Reporting

What is a Report?¶

A report is an analytical entity created to derive insights from a given data source. It presents statistical evaluations and key findings through visual elements such as charts and graphs, supporting stakeholders in making data-driven decisions.

A typical report comprises the following components:

Data Source: The foundational datasets from which insights are derived.
Computation Logic: The processing and transformations applied to the data, such as statistical calculations, grouping, filtering, and model-based analysis.
Visualization Logic: The presentation of raw or computed results using charts, tables, and other visual elements to improve interpretation.

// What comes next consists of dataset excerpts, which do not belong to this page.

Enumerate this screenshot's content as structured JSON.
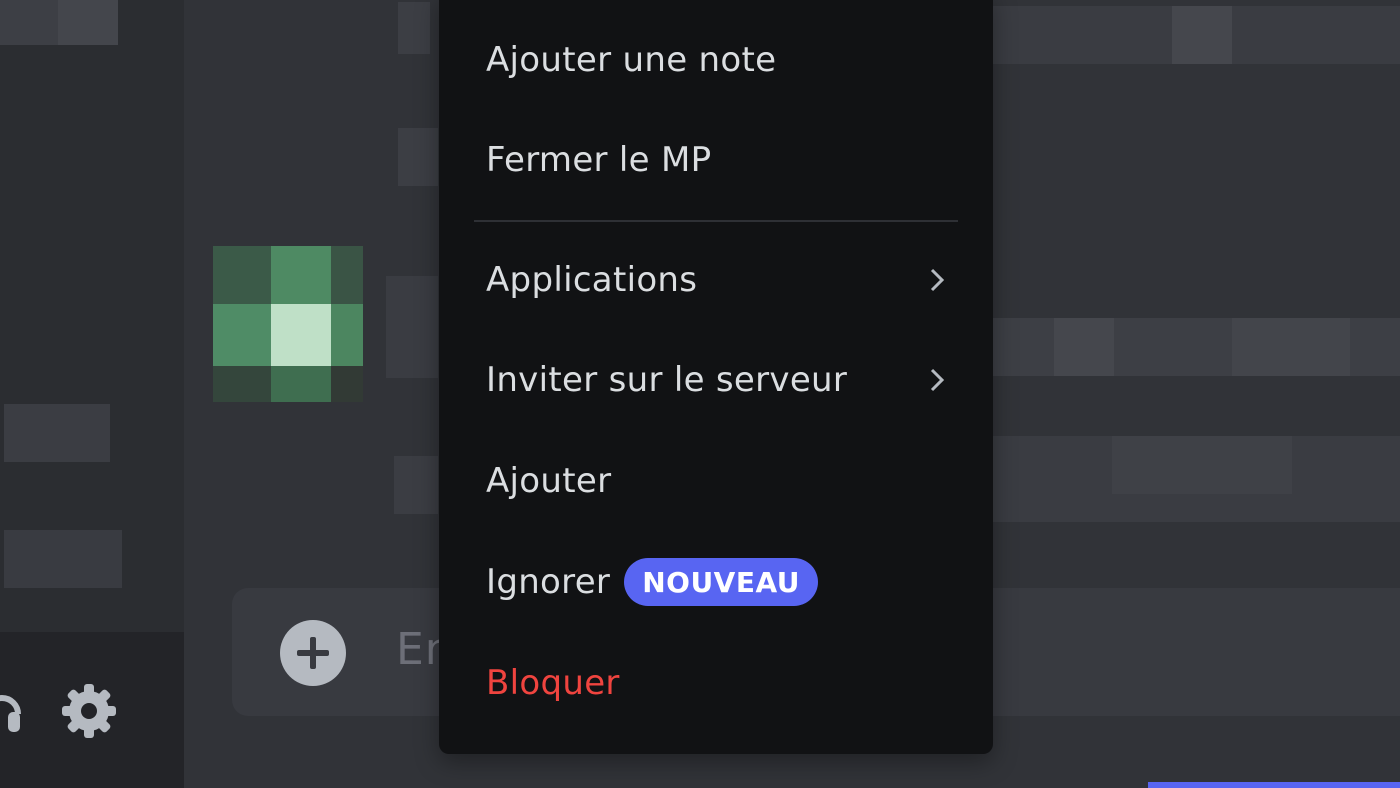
{
  "colors": {
    "background": "#313338",
    "sidebar": "#2b2d31",
    "menu_background": "#111214",
    "menu_text": "#dbdee1",
    "danger": "#f0443f",
    "badge_background": "#5865f2"
  },
  "context_menu": {
    "items": [
      {
        "label": "Ajouter une note"
      },
      {
        "label": "Fermer le MP"
      },
      {
        "label": "Applications",
        "has_submenu": true
      },
      {
        "label": "Inviter sur le serveur",
        "has_submenu": true
      },
      {
        "label": "Ajouter"
      },
      {
        "label": "Ignorer",
        "badge": "NOUVEAU"
      },
      {
        "label": "Bloquer",
        "danger": true
      }
    ]
  },
  "composer": {
    "placeholder": "En",
    "add_icon": "plus-circle-icon"
  },
  "user_panel": {
    "icons": [
      "headset-icon",
      "gear-icon"
    ]
  }
}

Note: Multiple reports can be structured in a relevant manner to create a dashboard (details below) in GGX.

Benefits of Report Registration:¶

Customize reports to meet MRM, Fair Lending, Business, and Development requirements.
Use multiple reports to create use-case-specific dashboards while running jobs.
Track all modifications and enable enhanced version management.
Enhanced collaboration and approval process with MRM, FL, and other team members.
Usage tracking using the Lineage Tracking capability.
Reusability across multiple cases reduces the need to go through the approval process again.
Allows for quick updates to meet changing needs and business logic.

Managing Reports on the Platform:¶

The Report Registry organizes all reports in a customized manner at a centralized location, allowing easier tracking, monitoring, and custom report creation.

Report Registration:¶

Go to Resources - Reports and click on the Create button.
A new page will appear, requiring the following fields to be filled in:
- Name
- Attributes:
  - Object Types: The objects for which the report will be used (e.g., Foundation Model, Pipeline, RAG, etc.).
- Properties:
  - Description: Brief description of what the report aims to accomplish.
  - Group: The custom group where the report should be displayed for better organization.
  - Approval Workflow: Predefined approval chain for transitioning from Draft to Approved.
- Any other relevant details.
Define the report parameters:
- Alias: Python name for the parameter.
- Type:
  - String: A string constant (e.g., a specific group).
  - Number: A float constant (e.g., thresholds like 0.5).
  - String Column: A dataset column used for evaluation.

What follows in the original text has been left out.